Max Lucado asks this question in his “Life lessons”: “In what ways does tithing teach you?” He then answers his own question. “Consider the simple act of writing a check for the offering. First you enter the date. Already you are reminded that you are a time-bound creature and every possession you have will rust or burn. Best to give it while you can. Then you enter the name of the one to whom you are giving the money. If the bank would cash it, you’d write God. But they won’t, so you write the name of the church or group that has earned your trust.

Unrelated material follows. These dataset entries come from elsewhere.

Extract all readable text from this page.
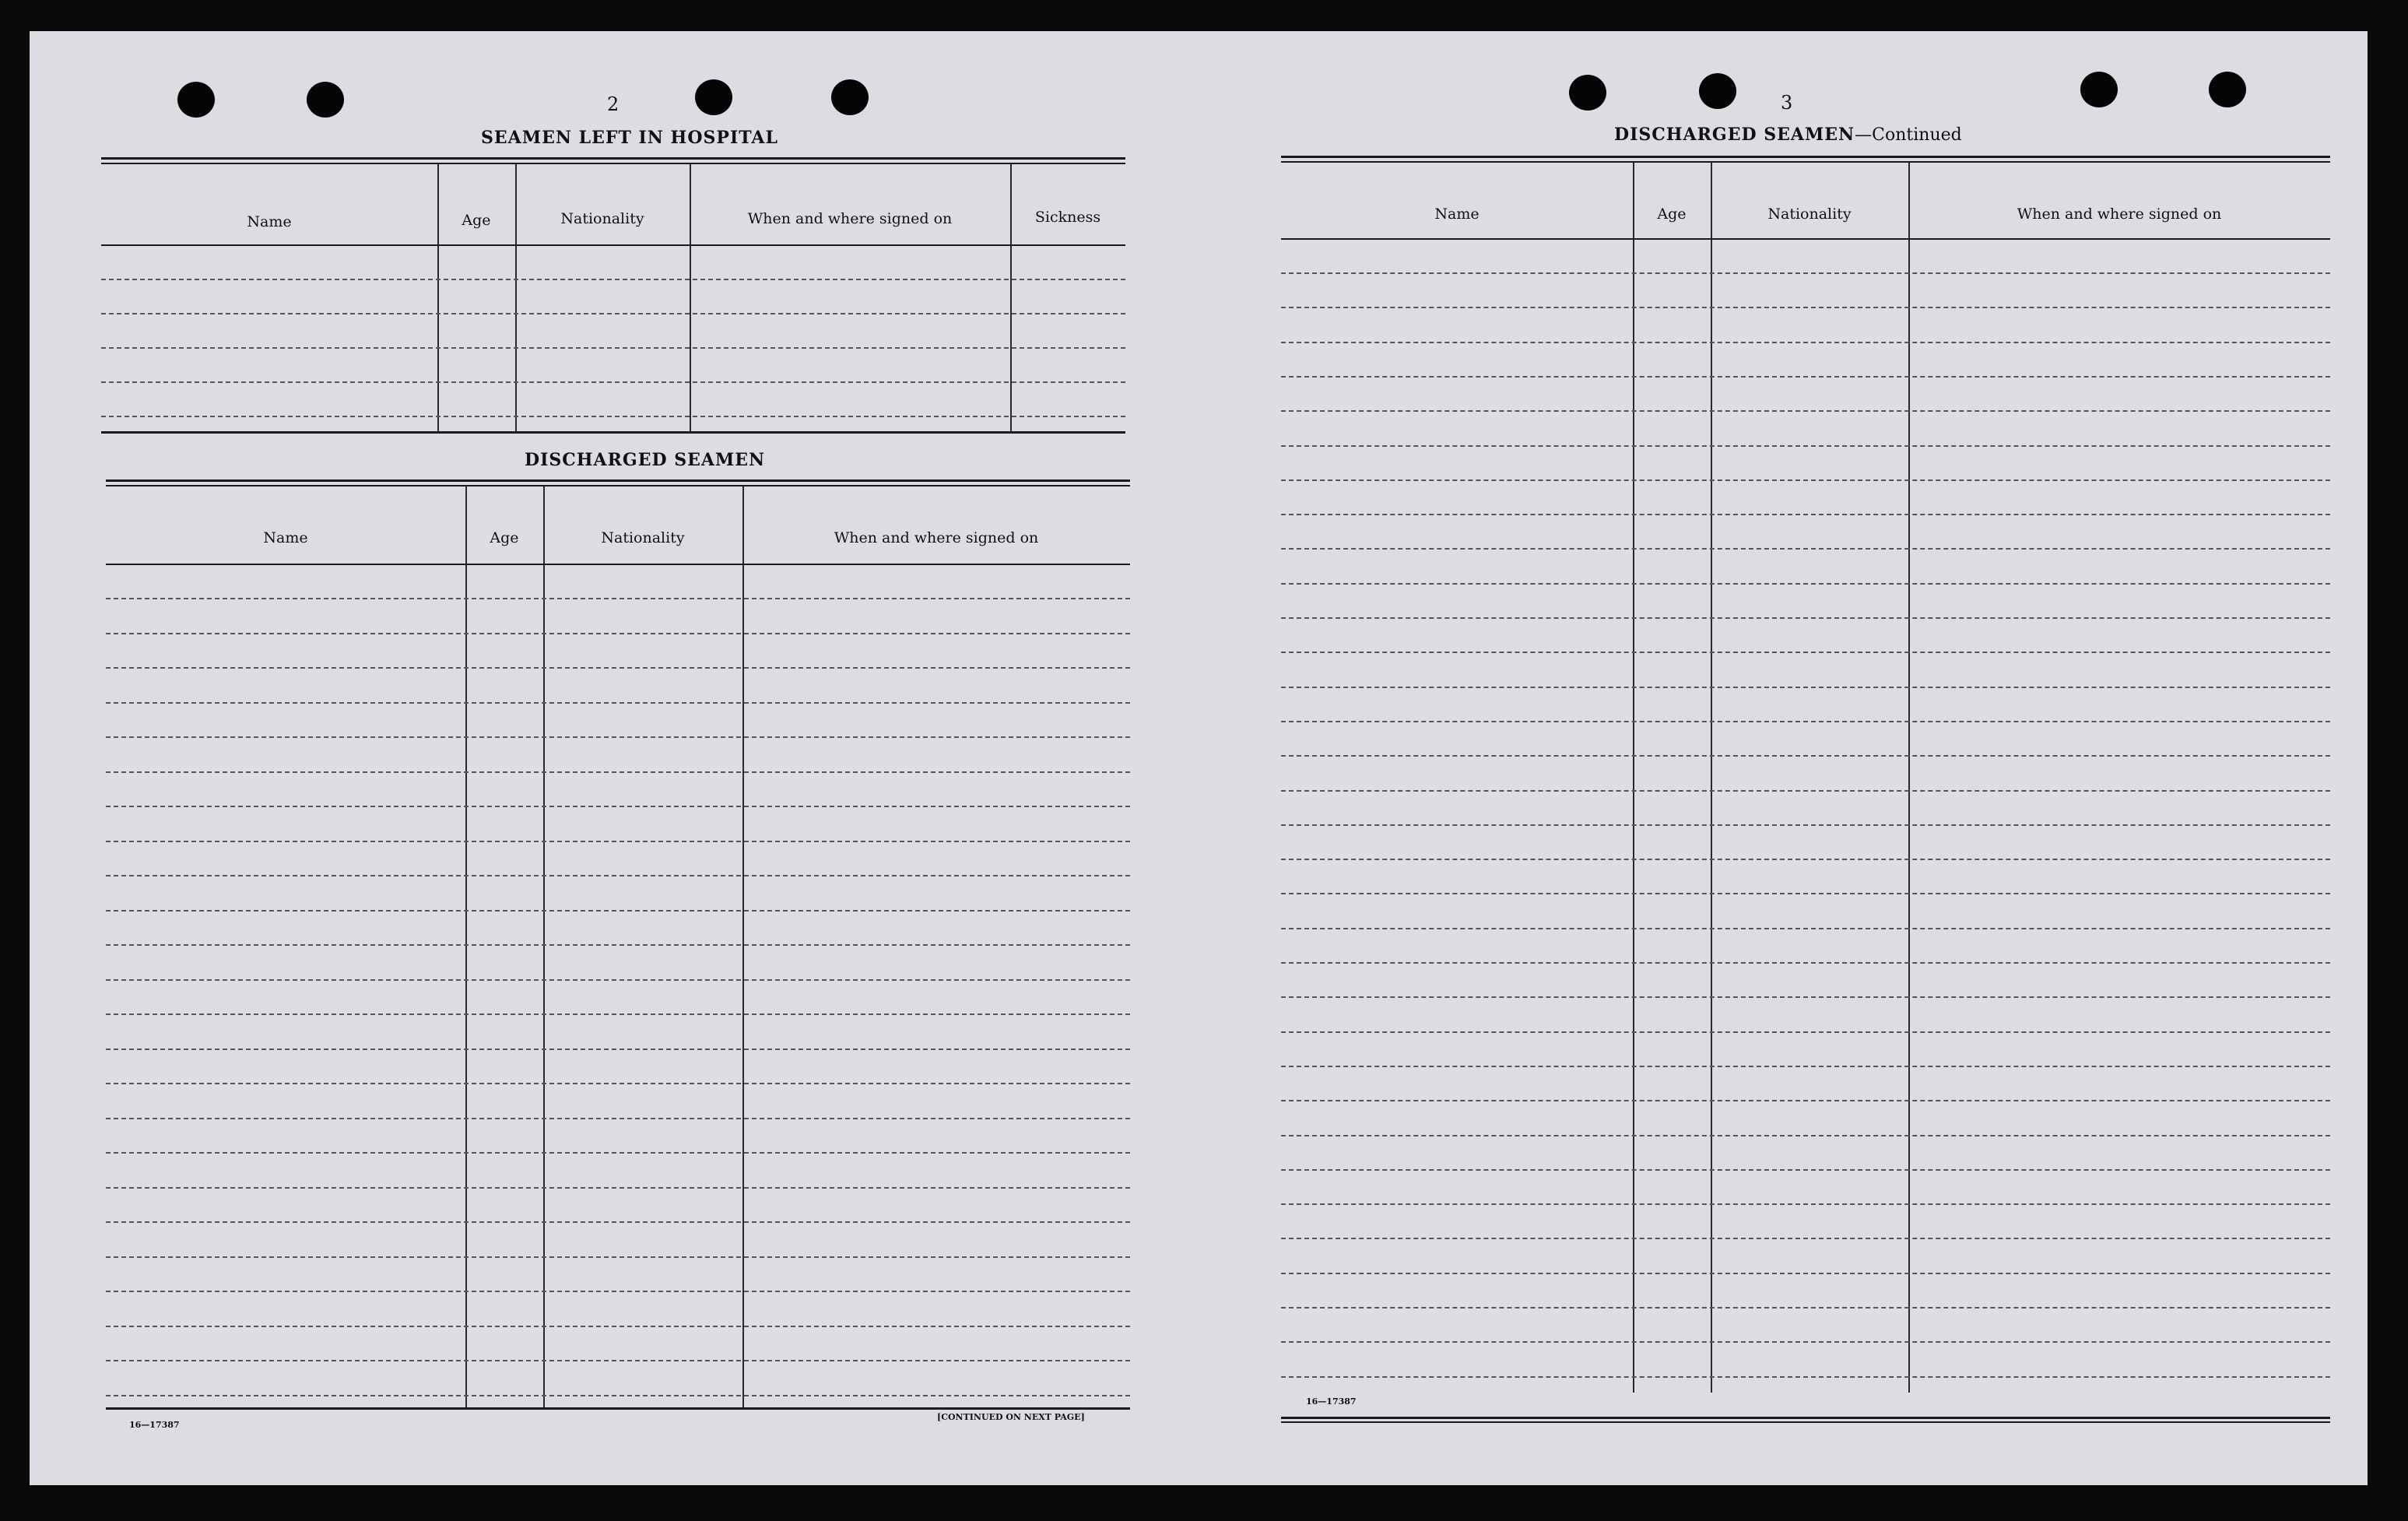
2
SEAMEN LEFT IN HOSPITAL
Name	Age	Nationality	When and where signed on	Sickness
DISCHARGED SEAMEN
Name	Age	Nationality	When and where signed on
16—17387
[CONTINUED ON NEXT PAGE]
3
DISCHARGED SEAMEN—Continued
Name	Age	Nationality	When and where signed on
16—17387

Next comes the amount. Ahh, the moment of truth. You’re more than a person with a checkbook. You’re David, placing a stone in the sling. You’re Peter, one foot on the boat, one foot on the lake. You’re a little boy in a big crowd. A picnic lunch is all the Teacher needs, but it’s all you have. What will you do? Sling the Stone? Take the Step? Give the Meal? Careful now, don’t move too quickly. You aren’t just entering an amount … you are making a confession. A confession that God owns it all anyway. And then the line in the lower left-hand corner on which you write what the check is for. Hard to know what to put. It’s for the light bills and literature. A little bit of outreach. A little bit of salary. Better yet, it’s partial payment for what the church has done to help you raise your family … keep your own priorities sorted out … tune you in to his ever-nearness. Or, perhaps, best yet, it’s for you. It’s a moment for you to clip yet another strand from the rope of earth so that when he returns you won’t be tied up.”